Entre craintes et assertivité, la Belgique se positionne face à la rage tarifaire de Donald Trump

David Clarinval - BELGA PHOTO BENOIT DOPPAGNE

Face aux menaces de guerre commerciale lancées par les États-Unis à l’encontre de l’Union européenne, le ministre de l’Économie David Clarinval travaille à une “position commune assertive qui tient compte des intérêts belges”, a-t-il fait savoir jeudi lors de la séance plénière de la Chambre.

Le président américain Donald Trump a annoncé mercredi, à l’occasion de la première réunion de son cabinet à la Maison Blanche, que les produits européens feraient l’objet “prochainement” de 25% de droits de douane.

Interrogé à la Chambre, le ministre Clarinval (MR) a appelé à “veiller à apporter une réponse commune et proportionnée”, tant au niveau européen qu’au niveau belge.

Au niveau national, le ministre indique avoir initié une réflexion depuis plusieurs semaines. Celle-ci vise à adopter une “position commune assertive qui tient compte des intérêts belges.” La position belge sera “largement concertée avec les Régions”, a-t-il assuré.

Cette réflexion est ouverte dans le cadre du processus de concertation DGE (Direction générale Affaires européennes et Coordination).

28 milliards d’euros

Selon le ministre, les exportations annuelles belges vers les États-Unis représentent 28 milliards d’euros. Les importations américaines en Belgique s’élèvent à 25,8 milliards. Les secteurs les plus impliqués sont la chimie, le pharmaceutique, la métallurgie, les matières critiques, l’automobile et les machines et appareils électroniques, a-t-il énuméré.

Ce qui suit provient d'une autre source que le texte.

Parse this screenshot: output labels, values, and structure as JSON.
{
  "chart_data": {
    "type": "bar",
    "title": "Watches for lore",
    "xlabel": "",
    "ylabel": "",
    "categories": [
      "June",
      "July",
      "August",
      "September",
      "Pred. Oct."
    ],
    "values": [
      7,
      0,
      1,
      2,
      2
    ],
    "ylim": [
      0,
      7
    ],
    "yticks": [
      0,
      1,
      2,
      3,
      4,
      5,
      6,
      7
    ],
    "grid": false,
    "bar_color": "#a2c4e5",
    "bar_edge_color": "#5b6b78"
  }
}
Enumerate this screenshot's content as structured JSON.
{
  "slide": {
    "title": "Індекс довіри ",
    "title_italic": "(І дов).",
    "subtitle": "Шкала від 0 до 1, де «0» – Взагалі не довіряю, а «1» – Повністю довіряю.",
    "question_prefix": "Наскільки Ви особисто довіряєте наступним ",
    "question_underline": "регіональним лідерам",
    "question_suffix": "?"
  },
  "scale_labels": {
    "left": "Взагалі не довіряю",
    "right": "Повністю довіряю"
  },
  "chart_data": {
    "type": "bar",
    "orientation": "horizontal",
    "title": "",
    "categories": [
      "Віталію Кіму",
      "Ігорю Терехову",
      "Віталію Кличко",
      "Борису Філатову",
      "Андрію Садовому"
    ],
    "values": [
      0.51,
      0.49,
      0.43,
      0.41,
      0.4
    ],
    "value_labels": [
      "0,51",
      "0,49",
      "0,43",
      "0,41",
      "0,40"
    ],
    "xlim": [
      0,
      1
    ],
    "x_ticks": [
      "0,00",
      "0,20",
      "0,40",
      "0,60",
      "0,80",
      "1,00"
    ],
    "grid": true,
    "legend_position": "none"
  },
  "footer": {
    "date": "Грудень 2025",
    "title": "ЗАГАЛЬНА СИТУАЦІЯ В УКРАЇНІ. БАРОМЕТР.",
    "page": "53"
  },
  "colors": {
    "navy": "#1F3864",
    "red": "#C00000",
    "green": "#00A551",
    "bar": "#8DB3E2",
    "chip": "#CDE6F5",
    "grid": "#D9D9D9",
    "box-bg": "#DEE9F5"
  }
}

Dans sa réplique, Patrick Prévot (PS) a réclamé la participation des syndicats et des ONG pas invités à la réflexion. François De Smet (DéFI) a pour sa part insisté sur l’innovation. “Notre point faible”, selon lui. Dans la majorité, Charlotte Deborsu (MR) a appelé l’Europe à se réveiller et à enfin déployer une “stratégie industrielle”. Simon Dethier (Les Engagés) a souligné l’importance de la transition climatique.

“L’impact pourrait être très lourd”

Ces droits de douane pourraient fortement impacter le secteur technologique belge, pour qui les États-Unis représentent le deuxième marché d’exportation hors UE après le Royaume-Uni. Sur les onze premiers mois de 2024, ces exportations ont atteint 4,97 milliards d’euros, soit 5,3% des exportations du secteur.

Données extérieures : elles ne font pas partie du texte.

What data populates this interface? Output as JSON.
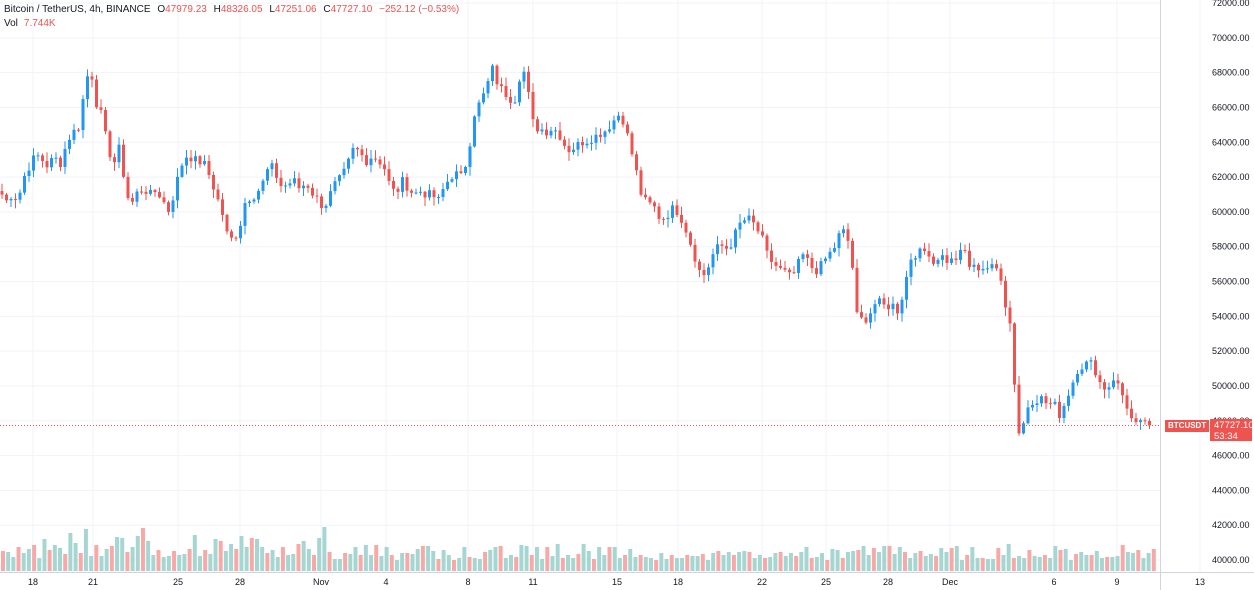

Les produits concernés incluent notamment des machines, du matériel informatique, des équipements médicaux et des composants automobiles.

“Nous savons que le président américain négocie souvent sous haute pression et qu’il pourrait potentiellement utiliser ces droits de douane comme levier pour pousser l’Europe à des efforts supplémentaires en matière de défense ou les lier aux négociations concernant l’Ukraine. Nous devons néanmoins nous préparer au pire”, a alerté le CEO d’Agoria.

La fédération appelle l’UE à réagir “fermement” en prenant des contre-mesures, en déployant des instruments de défense commerciale, mais aussi en maintenant un dialogue constructif et en concluant de nouveaux accords pour atténuer l’impact.

“Le plus gros impact sera sur l’économie américaine”

La Chine se verra également imposer un droit de douane supplémentaire de 10% à cette date, a-t-il annoncé jeudi.

“Ce n’est pas bon pour les affaires” mais “si les Etats-Unis font cela avec tous leurs partenaires, le plus gros impact sera sur l’économie américaine”, estime Luisa Santos, la directrice générale adjointe de BusinessEurope, l’organisation qui regroupe les fédérations d’employeurs de 35 pays, dont la Fédération des entreprises de Belgique (FEB-VBO), le Medef en France et le BDA en Allemagne.

“Pour l’Europe, c’est un appel à se diversifier, à chercher d’autres marchés. Nous avons des alternatives”, a-t-elle expliqué, dans un entretien à l’AFP. “Bien sûr, c’est une situation que nous ne voulons pas. Les États-Unis sont notre principal partenaire commercial et je pense que nous devrions en réalité éliminer les droits de douane, pas en créer”.

“Mais nous sommes également confiants que même si des droits de douane sont imposés initialement, il viendra un moment où les États-Unis comprendront qu’il est préférable de se rendre à la table des négociations et d’essayer, au lieu d’ajouter des droits de douane, de les éliminer”, a ajouté Mme Santos.

Les États-Unis sont le premier investisseur en Europe, et l’Europe est le premier investisseur aux États-Unis, pour un total de 5.300 milliards d’euros en 2022, selon la Commission européenne.